Colla Corii Asini regulate collagen regeneration in UV exposure-induced skin photoaging in mice.

BACKGROUND: Ultraviolet (UV) radiation is the primary external factor driving skin aging, mainly due to imbalanced collagen synthesis and degradation. Identifying new drugs targeting collagen regeneration may effectively delay skin aging. Colla Corii Asini (CCA), derived from donkey skin, contains abundant proteins and peptides, suggesting potential benefits against photoaging through collagen homeostasis regulation. However, its mechanisms and active components remain unclear. OBJECTIVE: This study aimed to evaluate whether CCA mitigates photoaging by regulating collagen synthesis and degradation, identifying its active components and molecular targets to support future pharmacological studies.
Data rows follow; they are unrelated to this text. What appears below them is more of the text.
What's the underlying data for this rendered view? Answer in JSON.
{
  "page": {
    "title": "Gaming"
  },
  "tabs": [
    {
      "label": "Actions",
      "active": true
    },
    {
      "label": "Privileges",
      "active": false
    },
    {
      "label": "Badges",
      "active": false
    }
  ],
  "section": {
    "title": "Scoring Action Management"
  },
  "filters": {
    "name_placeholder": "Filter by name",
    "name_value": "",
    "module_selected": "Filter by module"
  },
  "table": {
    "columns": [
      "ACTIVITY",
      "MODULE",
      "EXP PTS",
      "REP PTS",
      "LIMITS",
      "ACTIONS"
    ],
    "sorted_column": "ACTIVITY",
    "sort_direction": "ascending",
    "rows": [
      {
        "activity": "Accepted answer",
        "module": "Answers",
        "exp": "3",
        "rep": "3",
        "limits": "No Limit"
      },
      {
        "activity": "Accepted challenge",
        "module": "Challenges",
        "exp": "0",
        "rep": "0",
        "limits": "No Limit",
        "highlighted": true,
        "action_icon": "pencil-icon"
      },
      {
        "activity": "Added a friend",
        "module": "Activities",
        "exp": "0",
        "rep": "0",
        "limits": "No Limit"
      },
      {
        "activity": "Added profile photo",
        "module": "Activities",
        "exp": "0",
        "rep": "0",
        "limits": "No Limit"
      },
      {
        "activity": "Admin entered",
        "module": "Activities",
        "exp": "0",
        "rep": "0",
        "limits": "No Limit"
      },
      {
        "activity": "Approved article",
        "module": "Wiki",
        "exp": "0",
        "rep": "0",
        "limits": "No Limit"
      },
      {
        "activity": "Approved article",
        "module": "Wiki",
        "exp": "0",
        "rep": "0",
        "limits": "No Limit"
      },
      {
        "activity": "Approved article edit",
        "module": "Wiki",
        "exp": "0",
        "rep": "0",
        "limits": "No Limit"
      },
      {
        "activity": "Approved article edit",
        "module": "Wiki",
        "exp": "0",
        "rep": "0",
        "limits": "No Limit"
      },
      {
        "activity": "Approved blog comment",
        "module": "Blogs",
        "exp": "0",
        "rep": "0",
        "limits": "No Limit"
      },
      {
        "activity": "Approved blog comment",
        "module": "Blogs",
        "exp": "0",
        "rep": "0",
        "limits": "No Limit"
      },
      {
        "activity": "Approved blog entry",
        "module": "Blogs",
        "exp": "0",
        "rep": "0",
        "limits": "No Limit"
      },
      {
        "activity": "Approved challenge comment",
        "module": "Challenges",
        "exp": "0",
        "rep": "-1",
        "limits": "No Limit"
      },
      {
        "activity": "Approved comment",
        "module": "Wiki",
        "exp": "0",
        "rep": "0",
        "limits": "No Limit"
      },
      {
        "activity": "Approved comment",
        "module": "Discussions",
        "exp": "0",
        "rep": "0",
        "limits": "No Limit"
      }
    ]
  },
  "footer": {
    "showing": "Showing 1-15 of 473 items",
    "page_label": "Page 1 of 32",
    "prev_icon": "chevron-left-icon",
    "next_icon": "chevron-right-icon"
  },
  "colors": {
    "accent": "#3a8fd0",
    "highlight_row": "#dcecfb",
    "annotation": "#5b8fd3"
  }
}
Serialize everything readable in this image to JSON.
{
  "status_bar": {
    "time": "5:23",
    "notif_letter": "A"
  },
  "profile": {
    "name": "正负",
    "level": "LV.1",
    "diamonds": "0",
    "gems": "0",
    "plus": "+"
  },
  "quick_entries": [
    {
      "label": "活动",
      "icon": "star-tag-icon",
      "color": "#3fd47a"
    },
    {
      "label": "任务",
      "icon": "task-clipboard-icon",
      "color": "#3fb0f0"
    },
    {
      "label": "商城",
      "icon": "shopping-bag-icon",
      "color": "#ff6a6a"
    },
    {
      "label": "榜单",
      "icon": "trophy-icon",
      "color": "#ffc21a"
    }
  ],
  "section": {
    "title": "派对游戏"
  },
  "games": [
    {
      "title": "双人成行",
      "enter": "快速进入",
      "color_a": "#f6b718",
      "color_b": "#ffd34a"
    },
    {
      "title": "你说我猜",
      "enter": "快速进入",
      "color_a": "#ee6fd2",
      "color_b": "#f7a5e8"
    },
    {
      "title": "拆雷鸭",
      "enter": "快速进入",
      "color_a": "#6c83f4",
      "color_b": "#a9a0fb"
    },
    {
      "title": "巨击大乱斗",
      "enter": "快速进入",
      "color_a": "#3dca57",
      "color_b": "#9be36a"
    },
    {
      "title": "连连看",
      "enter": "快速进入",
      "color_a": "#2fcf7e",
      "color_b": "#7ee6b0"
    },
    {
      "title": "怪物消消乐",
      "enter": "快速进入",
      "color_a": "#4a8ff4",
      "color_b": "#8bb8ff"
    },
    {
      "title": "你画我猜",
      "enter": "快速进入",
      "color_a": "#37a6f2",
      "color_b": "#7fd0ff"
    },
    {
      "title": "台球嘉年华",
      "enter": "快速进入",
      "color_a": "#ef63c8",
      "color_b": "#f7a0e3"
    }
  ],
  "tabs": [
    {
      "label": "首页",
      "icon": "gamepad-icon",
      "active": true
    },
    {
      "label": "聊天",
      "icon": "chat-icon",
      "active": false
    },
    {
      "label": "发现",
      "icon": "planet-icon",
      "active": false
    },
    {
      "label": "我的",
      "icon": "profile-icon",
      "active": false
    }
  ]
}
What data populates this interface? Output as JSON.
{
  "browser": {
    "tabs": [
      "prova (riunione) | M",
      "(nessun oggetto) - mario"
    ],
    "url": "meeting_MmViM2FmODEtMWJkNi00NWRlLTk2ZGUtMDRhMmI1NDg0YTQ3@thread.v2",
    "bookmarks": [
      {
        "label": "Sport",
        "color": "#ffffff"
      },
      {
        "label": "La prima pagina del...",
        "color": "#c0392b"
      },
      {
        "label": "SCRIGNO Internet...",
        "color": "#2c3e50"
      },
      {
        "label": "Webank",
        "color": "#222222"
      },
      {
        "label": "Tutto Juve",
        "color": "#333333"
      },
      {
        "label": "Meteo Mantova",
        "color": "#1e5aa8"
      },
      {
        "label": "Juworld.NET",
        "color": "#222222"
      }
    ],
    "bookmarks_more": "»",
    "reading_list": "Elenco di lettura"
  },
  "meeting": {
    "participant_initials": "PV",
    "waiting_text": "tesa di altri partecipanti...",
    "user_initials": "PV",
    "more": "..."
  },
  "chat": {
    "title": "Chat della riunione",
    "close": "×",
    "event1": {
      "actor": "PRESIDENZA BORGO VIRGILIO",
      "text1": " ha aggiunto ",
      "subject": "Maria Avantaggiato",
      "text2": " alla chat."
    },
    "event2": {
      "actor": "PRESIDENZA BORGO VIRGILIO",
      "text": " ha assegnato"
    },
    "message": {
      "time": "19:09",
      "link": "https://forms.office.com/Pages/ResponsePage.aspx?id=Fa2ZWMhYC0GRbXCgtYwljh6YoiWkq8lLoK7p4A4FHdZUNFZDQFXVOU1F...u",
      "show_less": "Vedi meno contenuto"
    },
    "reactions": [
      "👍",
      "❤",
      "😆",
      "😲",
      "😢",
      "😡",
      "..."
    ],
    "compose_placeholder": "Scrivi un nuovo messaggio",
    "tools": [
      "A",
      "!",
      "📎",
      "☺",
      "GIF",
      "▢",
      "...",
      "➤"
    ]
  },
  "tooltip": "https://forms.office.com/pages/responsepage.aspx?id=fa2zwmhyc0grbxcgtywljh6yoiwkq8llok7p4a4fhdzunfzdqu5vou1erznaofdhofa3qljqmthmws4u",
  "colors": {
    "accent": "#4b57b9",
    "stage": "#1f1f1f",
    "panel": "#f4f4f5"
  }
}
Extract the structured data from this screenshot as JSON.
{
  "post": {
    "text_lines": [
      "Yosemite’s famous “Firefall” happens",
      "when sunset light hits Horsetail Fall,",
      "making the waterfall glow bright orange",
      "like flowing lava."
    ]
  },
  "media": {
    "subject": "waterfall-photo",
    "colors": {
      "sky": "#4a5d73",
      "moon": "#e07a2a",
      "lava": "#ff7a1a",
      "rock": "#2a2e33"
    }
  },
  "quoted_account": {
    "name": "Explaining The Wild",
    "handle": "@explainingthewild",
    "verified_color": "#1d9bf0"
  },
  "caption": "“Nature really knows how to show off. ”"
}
METHODS: A photoaging mouse model was established, and the therapeutic effects of CCA were assessed through in vivo optical imaging and ex vivo analyses. Human dermal fibroblasts were employed to explore mechanisms of collagen regulation by CCA. PPI analysis and AlphaFold3 were used to predict and validate key active peptides and molecular targets. RESULTS: CCA significantly improved the structure and appearance of photoaged skin, reduced oxidative stress and inflammation, and enhanced collagen content and density. Mass spectrometry identified 98 peptides closely linked to protein synthesis. Mechanistically, CCA increased collagen synthesis and reduced aging markers by activating the TGFβ-SMAD signaling pathway, balancing MMPs and TIMPs. Importantly, this effect is primarily associated with the core CCA peptide YYTSASGDEMVSLK binding to and upregulating TGFBR1 and TGFBR2 expression, activating the TGFβ-SMAD pathway, and promoting collagen regeneration. CONCLUSION: CCA, particularly peptide YYTSASGDEMVSLK, has potential to slow skin photoaging, highlighting a promising therapeutic strategy for skin aging management.